Seminary was a crazy life changing experience. I spent 5 years of my life on a tiny campus in Northern California. I was amongst many others who were there to also obtain a degree. The common needs and difficulties bonded friendships in a way that college did not. Then I graduated and moved 10 miles north. Not so far, right? Yet it might as well been a thousand miles for all loneliness that ensued in the following two years. I spent the first year working two jobs, serving in two churches and knowing that there was more to life than what I was doing. By the second year I was down to one church and one job. However I had exited all semblance of a social life. I was serving in a church plant (read not a lot of people in my church). I was working in three different schools (read not a whole lot of time to build relationships with the other staff) I was lonely and living the life of an introvert. I knew the TV schedule from 3-10 pm on too many stations to count. I was discontented with my life.
I know that only a fool repeats the same plan and expects a change in the results. Therefore over the summer I set out to make some changes in my life. Interestingly the theme for my computer curriculum was all about goals this year and I knew I needed to make many goals. I June, I began learning the piano. I know that seems like more alone time, but for me it was a step because it removed me from the couch. Then in August, I began changing my eating habits. I used the Food Pyramid website to track my intake and adjusted my diet to include more fruit, vegetables, and dairy.

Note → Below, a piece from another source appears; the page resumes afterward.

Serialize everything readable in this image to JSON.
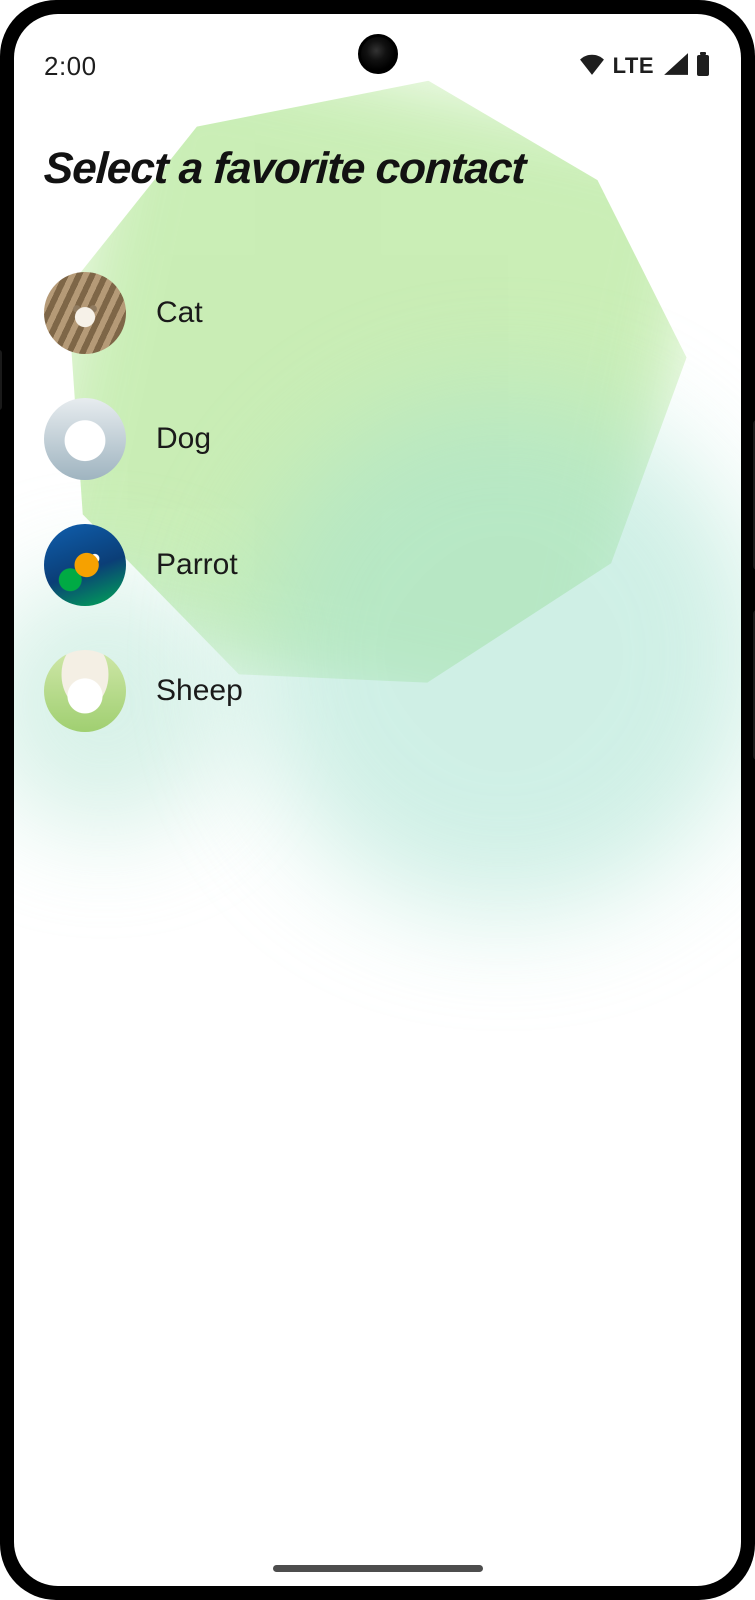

I was overloading on bread, grains, and meats. It took time to find the fruits and veggies I would gravitate toward. Then in early November I had an urge to go for a run. Now for those who don't know me, I do not like to run. It is strange now I usually run 3-4 times a week. I go about a mile and I still don't like running. However the post run feeling is worth every torturous step. I am healthier than I have been since high school. I used to say that exercise took to much time. It does not.
So here I am March 2011. Change is still in the air. I sense the stagnation that had settled over me as I adjusted to life after seminary is being peeled off layer by layer like an onion. My inner and outer self is being transformed into something beautiful (yes I meant to quote the song). There is something coming and my transformation is only the beginning.